Governance Layer. We documented the process and definitions so 'how many reachable customers do we have' becomes a single, repeatable answer, and delivered a governed single source of truth ready for CRM sync and AI agents, not a one-time list dump. Clear ownership and record structure mean outreach, reporting, and future automations all reference the same data.
- Export-path validation that preserved full invoice description content
- Pattern-based parsing to extract email and phone values from free text
- Normalization and dedupe with preserved record linkage
- Import-ready field mapping plus documented data definitions and ownership
How It Was Delivered
We built it like a platform, not a one-off cleanup, using a two-phase approach: prove the data is recoverable, then build the reusable asset.
Phase 1, Prove Feasibility. We tested multiple export paths and verified that emails and phone numbers were present in the underlying data even when standard reports failed to surface them, then identified the one export method that preserved full description content. This de-risked the project before any heavy build, shifting the question from 'is this data lost?' to 'how fast can we structure it?'
Phase 2, Clean, Structure, Govern. We built an automation workflow to ingest, parse, normalize, and dedupe contact details while preserving record linkage, produced import-ready outputs, and documented the definitions so the dataset stays trustworthy. End to end in roughly three weeks, roughly 20,000 records became a governed contact foundation ready for CRM sync, outreach, and AI workflows.
The Outcome
Contact history became usable. Data that was trapped in invoice descriptions became exportable, searchable, and structured into clean email and phone fields. Nearly two decades of customer relationships are now reachable instead of effectively written off, so dormant customers can be reactivated at scale.
One version of the truth. Outreach, reporting, and future AI all reference the same governed dataset of roughly 20,000 structured records. There is no more arguing over which contact list is correct, and every downstream initiative starts from data the business can trust.
AI became realistic. In roughly three weeks, quoting assistants, outreach automations, and account workflows gained a consistent customer identity to run on. The foundation does not need to be rebuilt when tools change, so the work compounds instead of stalling on bad inputs.

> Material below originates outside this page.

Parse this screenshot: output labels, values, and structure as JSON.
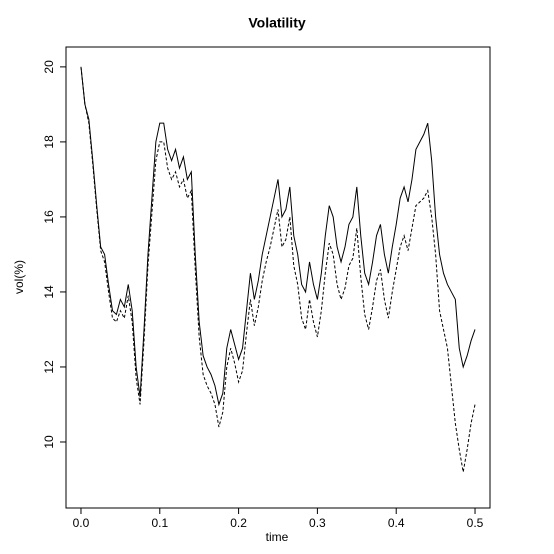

- 19 years of contact history made usable and reachable
- Roughly 20,000 records unified into one governed source of truth
- A reusable, AI-ready data foundation delivered in about 3 weeks
This is not just cleaning up old data. It is building the trusted customer foundation that every future automation depends on.
Why It Matters
ROI starts before AI. If customer identity and contactability are unreliable, every downstream initiative slows down and becomes harder to measure. Recovering trapped contact history is not a cleanup chore, it is the prerequisite that makes outreach, reporting, and AI worth investing in.
A governed dataset is the real deliverable. Clean data by itself is a snapshot that drifts. Definitions, ownership, and structure mean the single source of truth survives tool changes, staff changes, and the next wave of automation.
A foundation for every future AI workflow. The same governed contact foundation can power quoting assistants, outreach automations, account workflows, and reporting, all on one consistent customer identity. Solve the data trust problem once, then stack AI capabilities on top.